This is the mail archive of the
libc-alpha@sourceware.org
mailing list for the glibc project.
Re: [PATCH] powerpc: Optimize lock elision for pthread_mutex_t
- From: Adhemerval Zanella <adhemerval dot zanella at linaro dot org>
- To: "Paul E. Murphy" <murphyp at linux dot vnet dot ibm dot com>, "libc-alpha at sourceware dot org" <libc-alpha at sourceware dot org>, Tulio Magno Quites Machado Filho <tuliom at linux dot vnet dot ibm dot com>
- Date: Tue, 1 Sep 2015 16:09:52 -0300
- Subject: Re: [PATCH] powerpc: Optimize lock elision for pthread_mutex_t
- Authentication-results: sourceware.org; auth=none
- References: <55E5F5A3 dot 5020105 at linux dot vnet dot ibm dot com>
On 01-09-2015 15:59, Paul E. Murphy wrote:
> With TLE enabled, the adapt count variable update incurs
> an 8% overhead before entering the critical section of an
> elided mutex.
>
> Instead, if it is done right after leaving the critical
> section, this serialization can be avoided.
>
> This alters the existing behavior of __lll_trylock_elision
> as it will only decrement the adapt_count if it successfully
> acquires the lock.
>
> 2015-09-01 Paul E. Murphy <murphyp@linux.vnet.ibm.com>
> * sysdeps/unix/sysv/linux/powerpc/elision-lock.c
> (__lll_lock_elision): Remove adapt_count decrement...
> * sysdeps/unix/sysv/linux/powerpc/elision-trylock.c
> (__lll_trylock_elision): Likewise.
> * sysdeps/unix/sysv/linux/powerpc/elision-unlock.c
> (__lll_unlock_elision): ... to here.
> ---
> sysdeps/unix/sysv/linux/powerpc/elision-lock.c | 1 -
> sysdeps/unix/sysv/linux/powerpc/elision-trylock.c | 1 -
> sysdeps/unix/sysv/linux/powerpc/elision-unlock.c | 10 ++++++++++
> 3 files changed, 10 insertions(+), 2 deletions(-)
>
> diff --git a/sysdeps/unix/sysv/linux/powerpc/elision-lock.c b/sysdeps/unix/sysv/linux/powerpc/elision-lock.c
> index 26d272e..3762732 100644
> --- a/sysdeps/unix/sysv/linux/powerpc/elision-lock.c
> +++ b/sysdeps/unix/sysv/linux/powerpc/elision-lock.c
> @@ -47,7 +47,6 @@ __lll_lock_elision (int *lock, short *adapt_count, EXTRAARG int pshared)
> {
> if (*adapt_count > 0)
> {
> - (*adapt_count)--;
> goto use_lock;
> }
>
> diff --git a/sysdeps/unix/sysv/linux/powerpc/elision-trylock.c b/sysdeps/unix/sysv/linux/powerpc/elision-trylock.c
> index 7b6d1b9..440939c 100644
> --- a/sysdeps/unix/sysv/linux/powerpc/elision-trylock.c
> +++ b/sysdeps/unix/sysv/linux/powerpc/elision-trylock.c
> @@ -36,7 +36,6 @@ __lll_trylock_elision (int *futex, short *adapt_count)

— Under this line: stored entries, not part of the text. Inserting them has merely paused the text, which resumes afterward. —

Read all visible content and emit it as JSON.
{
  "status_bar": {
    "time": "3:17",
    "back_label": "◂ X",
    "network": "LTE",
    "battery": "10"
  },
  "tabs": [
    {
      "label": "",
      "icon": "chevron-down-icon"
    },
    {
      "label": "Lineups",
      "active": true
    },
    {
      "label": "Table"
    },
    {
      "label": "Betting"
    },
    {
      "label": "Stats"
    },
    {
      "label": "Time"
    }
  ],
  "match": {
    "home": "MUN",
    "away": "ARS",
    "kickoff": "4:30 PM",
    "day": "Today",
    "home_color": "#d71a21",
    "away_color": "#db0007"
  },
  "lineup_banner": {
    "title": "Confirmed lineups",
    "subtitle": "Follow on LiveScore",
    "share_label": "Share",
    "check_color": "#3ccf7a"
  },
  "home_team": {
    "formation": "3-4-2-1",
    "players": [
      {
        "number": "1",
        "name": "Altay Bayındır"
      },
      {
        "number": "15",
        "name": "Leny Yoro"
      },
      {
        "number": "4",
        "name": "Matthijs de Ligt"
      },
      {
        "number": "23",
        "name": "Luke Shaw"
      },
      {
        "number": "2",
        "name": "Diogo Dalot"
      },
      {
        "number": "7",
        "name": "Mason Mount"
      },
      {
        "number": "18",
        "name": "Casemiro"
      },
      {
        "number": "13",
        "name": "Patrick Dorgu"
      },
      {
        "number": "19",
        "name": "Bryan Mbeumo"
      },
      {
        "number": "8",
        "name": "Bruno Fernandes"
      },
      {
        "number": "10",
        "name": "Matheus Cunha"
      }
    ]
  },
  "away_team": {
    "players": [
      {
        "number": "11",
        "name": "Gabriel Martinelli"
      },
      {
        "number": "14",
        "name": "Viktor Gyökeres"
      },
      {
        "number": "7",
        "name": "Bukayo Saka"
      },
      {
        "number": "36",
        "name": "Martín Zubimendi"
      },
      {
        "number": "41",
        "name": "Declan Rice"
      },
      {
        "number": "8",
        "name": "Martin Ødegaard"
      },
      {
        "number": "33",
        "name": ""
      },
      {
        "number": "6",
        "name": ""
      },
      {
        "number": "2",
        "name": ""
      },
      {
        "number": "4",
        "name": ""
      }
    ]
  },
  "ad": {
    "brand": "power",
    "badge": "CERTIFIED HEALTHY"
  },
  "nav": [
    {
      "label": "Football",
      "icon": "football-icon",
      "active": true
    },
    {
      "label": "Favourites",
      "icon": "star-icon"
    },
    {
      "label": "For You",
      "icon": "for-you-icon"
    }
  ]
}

> /* Only try a transaction if it's worth it. */
> if (*adapt_count > 0)
> {
> - (*adapt_count)--;
> goto use_lock;
> }
>
> diff --git a/sysdeps/unix/sysv/linux/powerpc/elision-unlock.c b/sysdeps/unix/sysv/linux/powerpc/elision-unlock.c
> index f04c339..88b6f5b 100644
> --- a/sysdeps/unix/sysv/linux/powerpc/elision-unlock.c
> +++ b/sysdeps/unix/sysv/linux/powerpc/elision-unlock.c
> @@ -27,6 +27,16 @@ __lll_unlock_elision(int *lock, int pshared)
> if (*lock == 0)
> __builtin_tend (0);
> else
> + {
> + /* Note assumption that the lock _is_ the first element of the structure */
> + short *adapt_count = &((pthread_mutex_t*)(lock))->__data.__elision;
> lll_unlock ((*lock), pshared);
> +
> + /* Update the adapt count AFTER completing the critical section.
> + Doing this here prevents unneeded stalling when entering
> + a critical section. Saving about 8% runtime on P8. */
> + if (*adapt_count > 0)
> + (*adapt_count)--;
> + }
> return 0;
> }
>
I really dislike this approach of accessing internal variables,
if this is really required to improve performance best way would be
to change the __lll_unlock_elision interface to pass along the
adapt_count as the __lll_lock_elision does.
For other archs you can change the macro to just ignore it.